Nvidia Nemotron-3-Super 120B is a Mixture-of-Experts model with 120 billion total parameters and 12 billion active per forward pass — meaning it reasons like a large model but runs cheaper than its parameter count implies. It's the engine behind both Arktron and Arbor, accessed two different ways.
Arktron — Cloud path
openrouter/nvidia/nemotron-3-super-120b-a12b:free
Routed through OpenRouter's free tier. No local resources consumed. Arktron uses this for tasks where latency matters less than throughput, or when the local model is under load.
↗ Free tier — rate limited but zero cost
Arbor — Local path
nemotron-3-super:120b (Ollama)
Running directly on the Fortress via Ollama. Private, offline-capable, no rate limits. Arbor owns this instance — it's the model that lives in the machine.
↗ CPU inference — 1–3 tok/s on the Z420
Architecture
Mixture of Experts — 12B active
120B total parameters, but only ~12B active per token. This is why it's runnable locally — the actual compute per forward pass is far less than the total parameter count suggests.
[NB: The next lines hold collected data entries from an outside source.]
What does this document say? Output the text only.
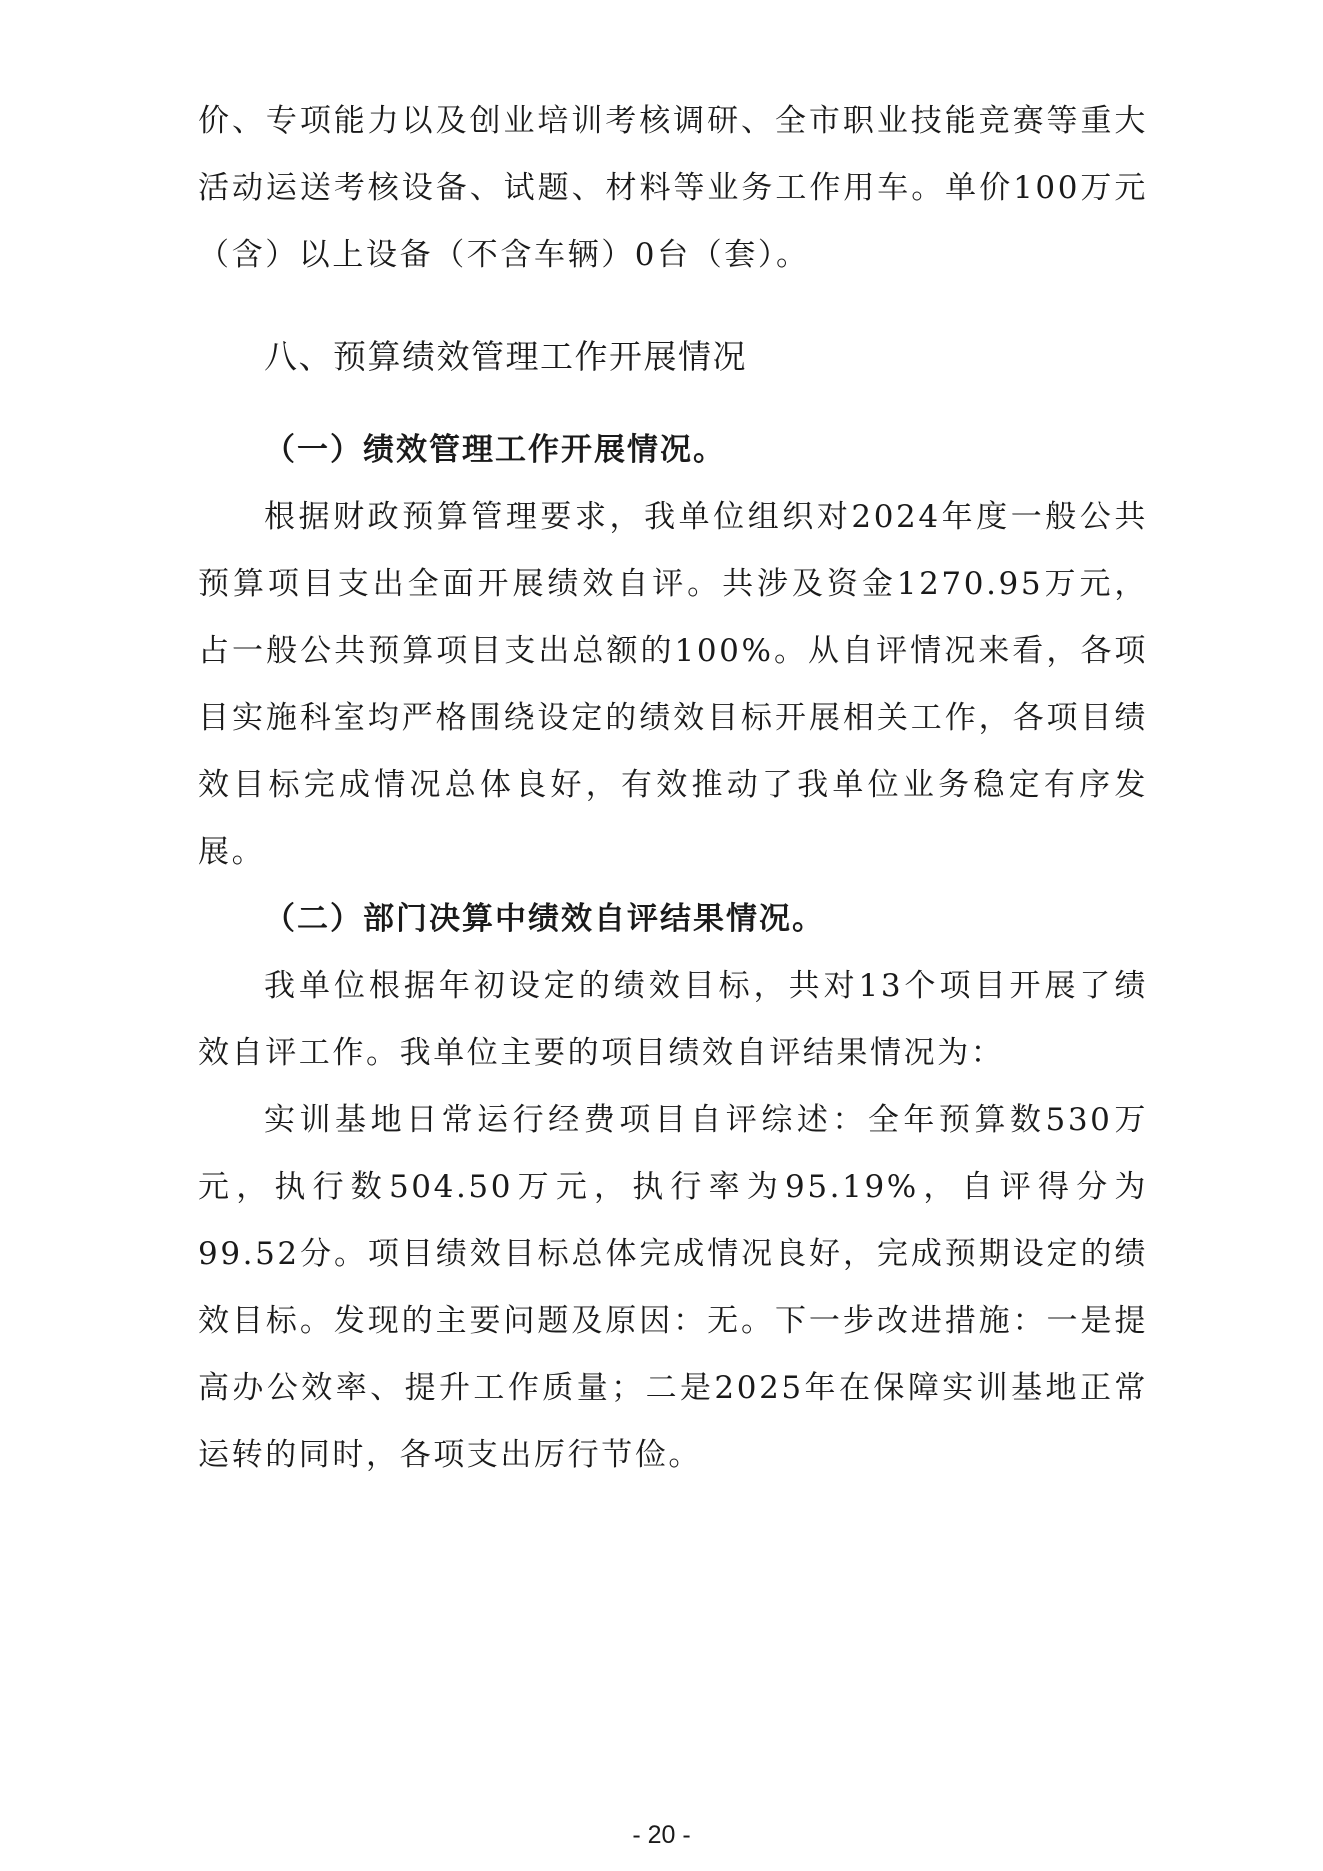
价、专项能力以及创业培训考核调研、全市职业技能竞赛等重大活动运送考核设备、试题、材料等业务工作用车。单价100万元（含）以上设备（不含车辆）0台（套）。

八、预算绩效管理工作开展情况
（一）绩效管理工作开展情况。

根据财政预算管理要求，我单位组织对2024年度一般公共预算项目支出全面开展绩效自评。共涉及资金1270.95万元，占一般公共预算项目支出总额的100%。从自评情况来看，各项目实施科室均严格围绕设定的绩效目标开展相关工作，各项目绩效目标完成情况总体良好，有效推动了我单位业务稳定有序发展。

（二）部门决算中绩效自评结果情况。

我单位根据年初设定的绩效目标，共对13个项目开展了绩效自评工作。我单位主要的项目绩效自评结果情况为：

实训基地日常运行经费项目自评综述：全年预算数530万元，执行数504.50万元，执行率为95.19%，自评得分为99.52分。项目绩效目标总体完成情况良好，完成预期设定的绩效目标。发现的主要问题及原因：无。下一步改进措施：一是提高办公效率、提升工作质量；二是2025年在保障实训基地正常运转的同时，各项支出厉行节俭。

- 20 -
↗ MoE is the reason this works at all
Ollama is the runtime layer — it handles model downloading, quantisation loading, and exposes a local REST API that everything else talks to. It's the part that makes this actually work without pain.
1
Install Ollama
One-line installer on Ubuntu. This handles the binary, systemd service, and default paths.
2
Pull the model
Downloads directly from the Ollama registry. ~28GB — make sure you have the space and a decent connection. It resumes if interrupted.
3
Configure for CPU inference
Set OLLAMA_NUM_GPU=0 if you want pure CPU. On the Z420 with a low-end GPU, Ollama will usually figure this out — but being explicit avoids surprises.
4
Configure RAM allocation
Set OLLAMA_MAX_LOADED_MODELS=1 to avoid loading multiple models simultaneously. With 64GB, you can technically load two smaller ones, but for 120B, single-model is essential.
5
Test the endpoint
Ollama serves on http://localhost:11434 by default. Hit it with a quick curl to confirm it's alive before building anything on top.
6
Enable as a systemd service
Ollama installs a systemd unit. Enable it so the model server starts on boot — important if this machine is running headless or via RDP.
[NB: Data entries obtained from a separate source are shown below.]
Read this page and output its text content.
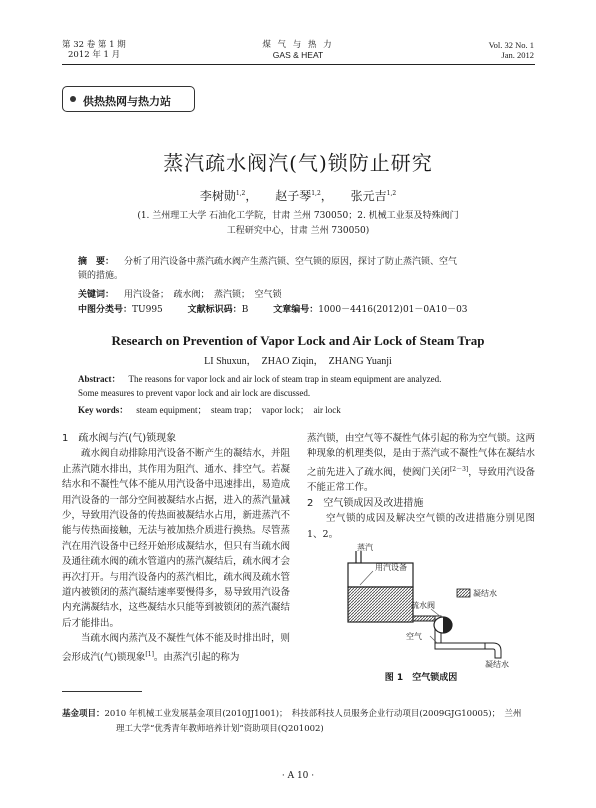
第 32 卷 第 1 期
2012 年 1 月
煤 气 与 热 力
GAS & HEAT
Vol. 32 No. 1
Jan. 2012
供热热网与热力站
蒸汽疏水阀汽(气)锁防止研究
李树勋$^{1,2}$， 赵子琴$^{1,2}$， 张元吉$^{1,2}$
(1. 兰州理工大学 石油化工学院，甘肃 兰州 730050；2. 机械工业泵及特殊阀门
工程研究中心，甘肃 兰州 730050)
摘　要： 分析了用汽设备中蒸汽疏水阀产生蒸汽锁、空气锁的原因，探讨了防止蒸汽锁、空气
锁的措施。
关键词： 用汽设备；　疏水阀；　蒸汽锁；　空气锁
中图分类号：TU995	文献标识码：B	文章编号：1000－4416(2012)01－0A10－03
Research on Prevention of Vapor Lock and Air Lock of Steam Trap
LI Shuxun，　ZHAO Ziqin，　ZHANG Yuanji
Abstract： The reasons for vapor lock and air lock of steam trap in steam equipment are analyzed.
Some measures to prevent vapor lock and air lock are discussed.
Key words： steam equipment；　steam trap；　vapor lock；　air lock

1　疏水阀与汽(气)锁现象

疏水阀自动排除用汽设备不断产生的凝结水，并阻止蒸汽随水排出，其作用为阻汽、通水、排空气。若凝结水和不凝性气体不能从用汽设备中迅速排出，易造成用汽设备的一部分空间被凝结水占据，进入的蒸汽量减少，导致用汽设备的传热面被凝结水占用，新进蒸汽不能与传热面接触，无法与被加热介质进行换热。尽管蒸汽在用汽设备中已经开始形成凝结水，但只有当疏水阀及通往疏水阀的疏水管道内的蒸汽凝结后，疏水阀才会再次打开。与用汽设备内的蒸汽相比，疏水阀及疏水管道内被锁闭的蒸汽凝结速率要慢得多，易导致用汽设备内充满凝结水，这些凝结水只能等到被锁闭的蒸汽凝结后才能排出。

当疏水阀内蒸汽及不凝性气体不能及时排出时，则会形成汽(气)锁现象[1]。由蒸汽引起的称为

蒸汽锁，由空气等不凝性气体引起的称为空气锁。这两种现象的机理类似，是由于蒸汽或不凝性气体在凝结水之前先进入了疏水阀，使阀门关闭[2－3]，导致用汽设备不能正常工作。

2　空气锁成因及改进措施

空气锁的成因及解决空气锁的改进措施分别见图 1、2。

蒸汽
用汽设备
疏水阀
空气
凝结水
凝结水
图 1　空气锁成因
基金项目：2010 年机械工业发展基金项目(2010JJ1001)；　科技部科技人员服务企业行动项目(2009GJG10005)；　兰州
理工大学“优秀青年教师培养计划”资助项目(Q201002)
· A 10 ·
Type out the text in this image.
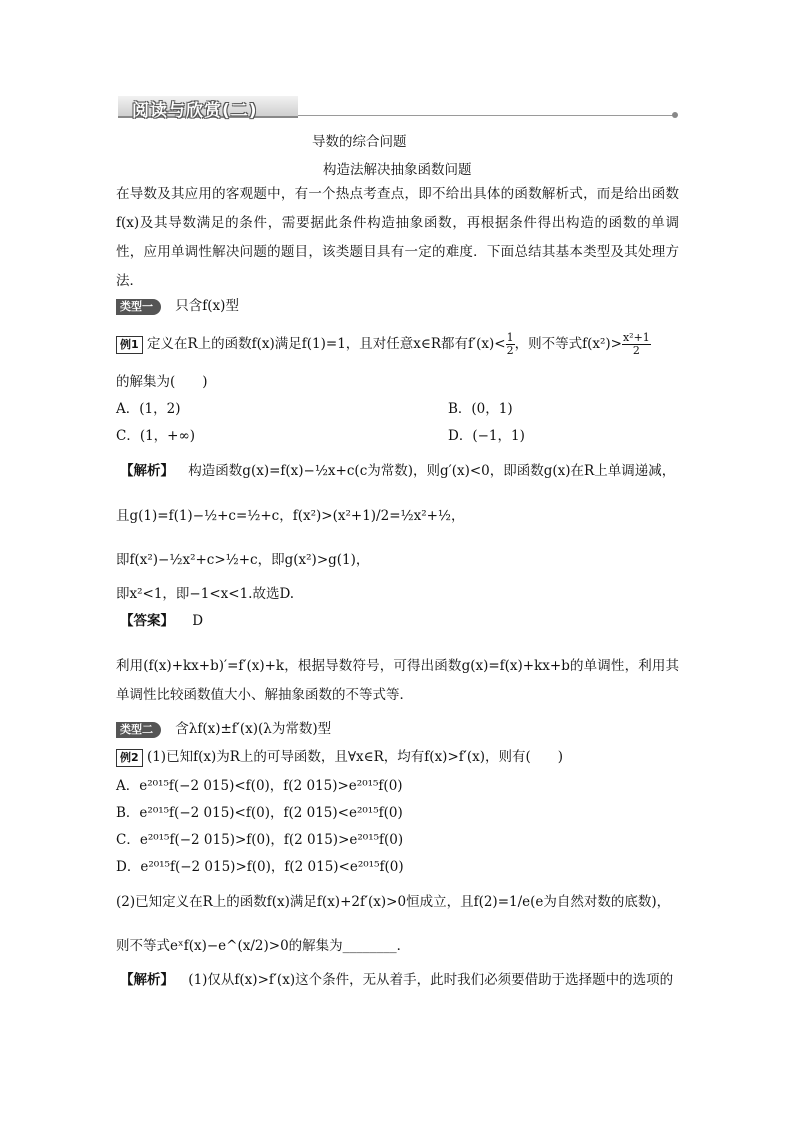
阅读与欣赏(二)
导数的综合问题
构造法解决抽象函数问题
在导数及其应用的客观题中，有一个热点考查点，即不给出具体的函数解析式，而是给出函数f(x)及其导数满足的条件，需要据此条件构造抽象函数，再根据条件得出构造的函数的单调性，应用单调性解决问题的题目，该类题目具有一定的难度．下面总结其基本类型及其处理方法．
类型一 只含f(x)型
例1 定义在R上的函数f(x)满足f(1)=1，且对任意x∈R都有$f'(x)< \frac{1}{2}$ ，则不等式$f(x^2)> \frac{\text{x²+1}}{2}$
的解集为(　　)
A．(1，2)	B．(0，1)
C．(1，+∞)	D．(−1，1)
【解析】 构造函数g(x)=f(x)−½x+c(c为常数)，则g′(x)<0，即函数g(x)在R上单调递减，
且g(1)=f(1)−½+c=½+c，f(x²)>(x²+1)/2=½x²+½，
即f(x²)−½x²+c>½+c，即g(x²)>g(1)，
即x²<1，即−1<x<1.故选D.
【答案】 D
利用(f(x)+kx+b)′=f′(x)+k，根据导数符号，可得出函数g(x)=f(x)+kx+b的单调性，利用其单调性比较函数值大小、解抽象函数的不等式等．
类型二 含λf(x)±f′(x)(λ为常数)型
例2 (1)已知f(x)为R上的可导函数，且∀x∈R，均有f(x)>f′(x)，则有(　　)
A．e²⁰¹⁵f(−2 015)<f(0)，f(2 015)>e²⁰¹⁵f(0)
B．e²⁰¹⁵f(−2 015)<f(0)，f(2 015)<e²⁰¹⁵f(0)
C．e²⁰¹⁵f(−2 015)>f(0)，f(2 015)>e²⁰¹⁵f(0)
D．e²⁰¹⁵f(−2 015)>f(0)，f(2 015)<e²⁰¹⁵f(0)
(2)已知定义在R上的函数f(x)满足f(x)+2f′(x)>0恒成立，且f(2)=1/e(e为自然对数的底数)，
则不等式eˣf(x)−e^(x/2)>0的解集为________．
【解析】 (1)仅从f(x)>f′(x)这个条件，无从着手，此时我们必须要借助于选择题中的选项的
$ curl -fsSL https://ollama.com/install.sh | sh
$ ollama pull nemotron-3-super:120b
$ curl http://localhost:11434/api/generate \
-d '{"model":"nemotron-3-super:120b","prompt":"Hello."}'
// Environment config — /etc/systemd/system/ollama.service.d/override.conf
[Service]
Environment="OLLAMA_NUM_GPU=0"
Environment="OLLAMA_MAX_LOADED_MODELS=1"
Environment="OLLAMA_HOST=0.0.0.0:11434"
// On swap and RAM pressure
With 64GB and a ~28GB model, you have plenty of headroom. But if you're on 32GB, the model will use swap. This works — but throughput drops to roughly 0.2–0.5 tok/s. Still technically functional for offline batch work, but painful for interactive use. The 64GB target isn't perfectionism — it's the usability threshold.
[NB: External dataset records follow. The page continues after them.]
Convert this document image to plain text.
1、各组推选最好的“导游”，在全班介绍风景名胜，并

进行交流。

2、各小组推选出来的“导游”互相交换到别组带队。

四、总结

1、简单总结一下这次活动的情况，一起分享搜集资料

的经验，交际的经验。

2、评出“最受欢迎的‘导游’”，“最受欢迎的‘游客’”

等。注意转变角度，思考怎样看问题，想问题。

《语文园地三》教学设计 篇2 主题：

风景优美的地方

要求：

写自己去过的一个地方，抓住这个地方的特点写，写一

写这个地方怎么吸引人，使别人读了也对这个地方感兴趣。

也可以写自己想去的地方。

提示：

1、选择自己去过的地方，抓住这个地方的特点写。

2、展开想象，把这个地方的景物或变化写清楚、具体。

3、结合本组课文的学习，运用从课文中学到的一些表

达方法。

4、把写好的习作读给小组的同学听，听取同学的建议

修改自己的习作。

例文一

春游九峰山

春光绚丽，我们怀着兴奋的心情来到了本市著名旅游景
OpenClaw is the API gateway layer — it sits between your agents and the model backends, handling multi-provider routing, prompt caching, model fallbacks, and unified API access. Nemotron via Ollama becomes one provider among several. Claude, Gemini, Qwen — all addressable through a single interface.
◌ Chapter In Progress
AGENT PERFORMANCE TESTING UNDERWAY
The OpenClaw chapter is being written as the system is put through its paces. Real numbers from real workloads — not benchmarks. This section will cover installation, provider configuration, routing logic, and prompt cache setup.
Multi-provider routing
Prompt caching config
Model fallback logic
Ollama integration
openclaw.json structure
// Why OpenClaw matters for the Fortress
Without a gateway, you're choosing one model for every task. With OpenClaw, the Fortress runs Nemotron locally for private or heavy reasoning tasks, routes to Claude or Gemini for tasks that benefit from cloud scale, and caches repeated context so you're not re-uploading the same 50k-token prompt for every request. The local model stops being a limitation and starts being a deliberate choice.